Santee tribe to honor anniversary of executions
- Associated Press
- December 22, 2012 - 8:07 PM
SANTEE, Neb. - A day after Christmas, the Dakota people in Santee, Neb., will honor the 150th anniversary of the hanging deaths of 38 Dakota Sioux Indians — the largest mass execution in U.S. history.
The men were hanged Dec. 26, 1862, in Mankato, Minn., marking the end of what's now called The Dakota War of 1862.
"It's a piece of the nation's past that not many people even know about today," Roger Trudell, chairman of the Santee tribal council, told the Yankton Press & Dakotan ( http://bit.ly/VWvBx5). "Almost all of the people in Santee are direct descendants of the prisoners and those that were executed in Minnesota."
To commemorate the event and honor the dead, a daylong memorial is planned Wednesday. The Santee tribe has long honored the anniversary, but this will be the first year that horses are included in the event.
The animals will be dressed in regalia with drapes that commemorate each of the executed men, said Social Services Director Misty Thomas.
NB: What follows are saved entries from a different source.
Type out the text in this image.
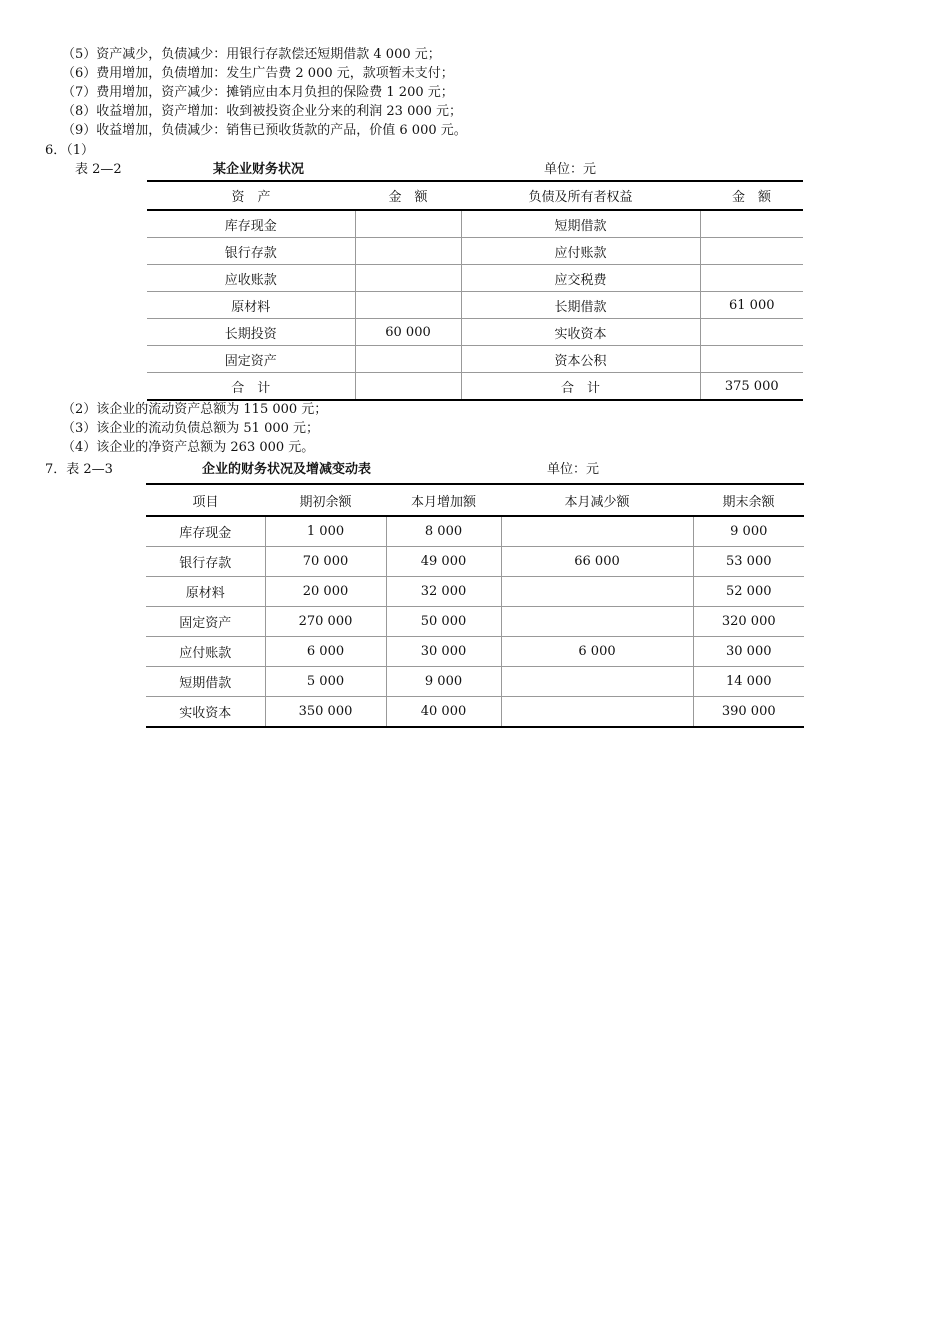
（5）资产减少，负债减少：用银行存款偿还短期借款 4 000 元；
（6）费用增加，负债增加：发生广告费 2 000 元，款项暂未支付；
（7）费用增加，资产减少：摊销应由本月负担的保险费 1 200 元；
（8）收益增加，资产增加：收到被投资企业分来的利润 23 000 元；
（9）收益增加，负债减少：销售已预收货款的产品，价值 6 000 元。
6．（1）
表 2—2	某企业财务状况	单位：元
资　产	金　额	负债及所有者权益	金　额
库存现金		短期借款	
银行存款		应付账款	
应收账款		应交税费	
原材料		长期借款	61 000
长期投资	60 000	实收资本	
固定资产		资本公积	
合　计		合　计	375 000
（2）该企业的流动资产总额为 115 000 元；
（3）该企业的流动负债总额为 51 000 元；
（4）该企业的净资产总额为 263 000 元。
7．表 2—3	企业的财务状况及增减变动表	单位：元
项目	期初余额	本月增加额	本月减少额	期末余额
库存现金	1 000	8 000		9 000
银行存款	70 000	49 000	66 000	53 000
原材料	20 000	32 000		52 000
固定资产	270 000	50 000		320 000
应付账款	6 000	30 000	6 000	30 000
短期借款	5 000	9 000		14 000
实收资本	350 000	40 000		390 000
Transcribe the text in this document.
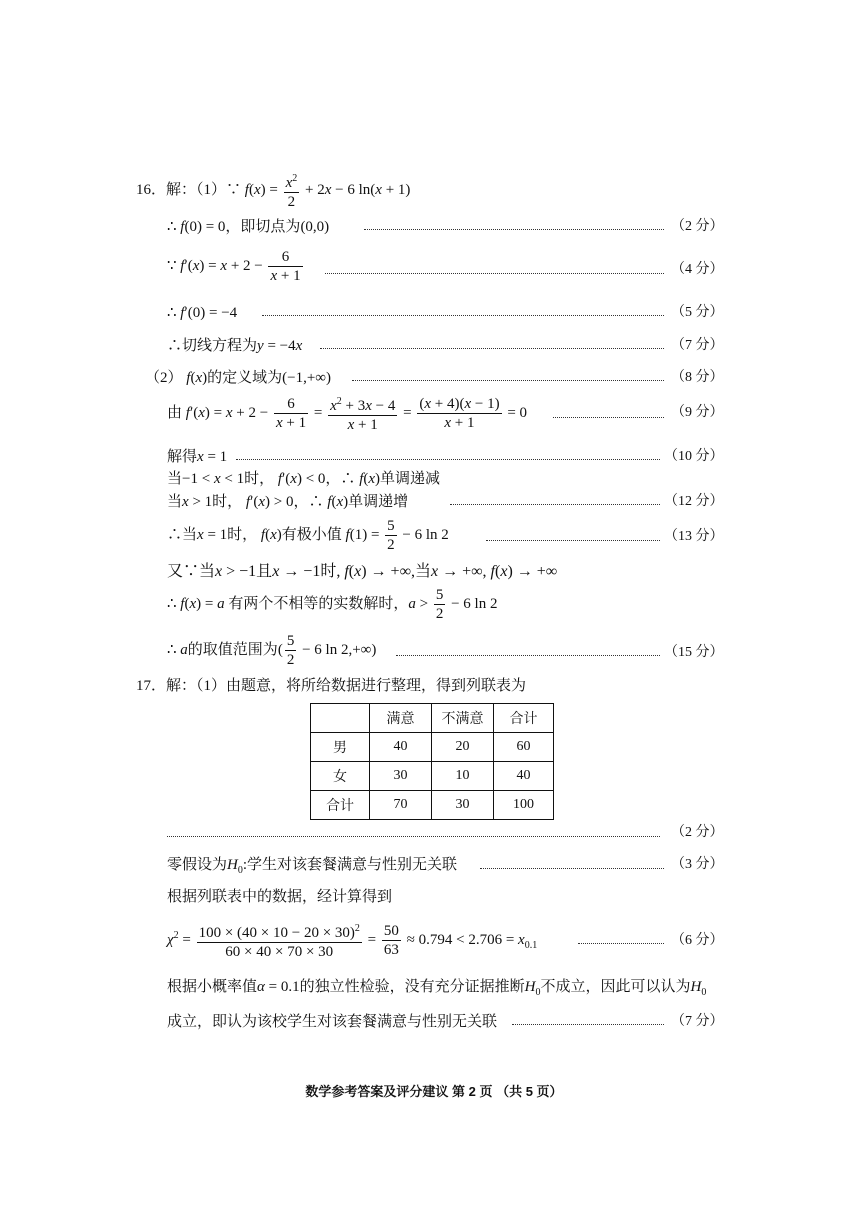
16．解：（1）∵ $f(x) = \frac{x^2}{2} + 2x - 6$ ln(x + 1)
∴ f(0) = 0，即切点为(0,0)	（2 分）
∵ $f'(x) = x + 2 - \frac{6}{x + 1}$	（4 分）
∴ f′(0) = −4	（5 分）
∴切线方程为y = −4x	（7 分）
（2） f(x)的定义域为(−1,+∞)	（8 分）
由 $f'(x) = x + 2 - \frac{6}{x + 1} = \frac{x^2 + 3x - 4}{x + 1} = \frac{(x + 4)(x - 1)}{x + 1} = 0$	（9 分）
解得x = 1	（10 分）
当−1 < x < 1时， f′(x) < 0，∴ f(x)单调递减
当x > 1时， f′(x) > 0，∴ f(x)单调递增	（12 分）
∴当x = 1时， f(x)有极小值 $f(1) = \frac{5}{2} - 6$ ln 2	（13 分）
又∵当x > −1且x → −1时, f(x) → +∞,当x → +∞, f(x) → +∞
∴ f(x) = a 有两个不相等的实数解时，$a > \frac{5}{2} - 6$ ln 2
∴ a的取值范围为( $\frac{5}{2} - 6$ ln 2,+∞)	（15 分）
17．解：（1）由题意，将所给数据进行整理，得到列联表为
	满意	不满意	合计
男	40	20	60
女	30	10	40
合计	70	30	100
（2 分）
零假设为$H_0$:学生对该套餐满意与性别无关联	（3 分）
根据列联表中的数据，经计算得到
$\chi^2 = \frac{100 \times (40 \times 10 - 20 \times 30)^2}{60 \times 40 \times 70 \times 30} = \frac{50}{63} \approx 0.794 < 2.706 = x_{0.1}$	（6 分）
根据小概率值α = 0.1的独立性检验，没有充分证据推断$H_0$不成立，因此可以认为$H_0$
成立，即认为该校学生对该套餐满意与性别无关联	（7 分）
数学参考答案及评分建议 第 2 页 （共 5 页）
The Dakota War of 1862 was a six-week uprising sparked by broken promises of food and other goods that the U.S. government made the Dakota people in exchange for land. Dakota men, enraged that the government refused to give them annuity payments, attacked settlements throughout the Minnesota River valley. Hundreds of Indians, soldiers and settlers died.
Though 303 Sioux prisoners had been sentenced to death, President Abraham Lincoln intervened and granted clemency to 264 prisoners with an order to execute 39 men for crimes against U.S. civilians.
One of the 39 was granted a reprieve. The Army executed the remaining 38 in a public hanging performed on a single scaffold platform.
The bodies were buried in a mass grave in a riverbank sandbar. The next year, Indians were expelled from Minnesota and forced to move to South Dakota and Nebraska.
A memorial ride is open to the public and set to begin at 11 a.m. Wednesday from the Santee Tribal Ranch. It will end at the Oyate Oyanke Community Center, where a community prayer and presentations will follow.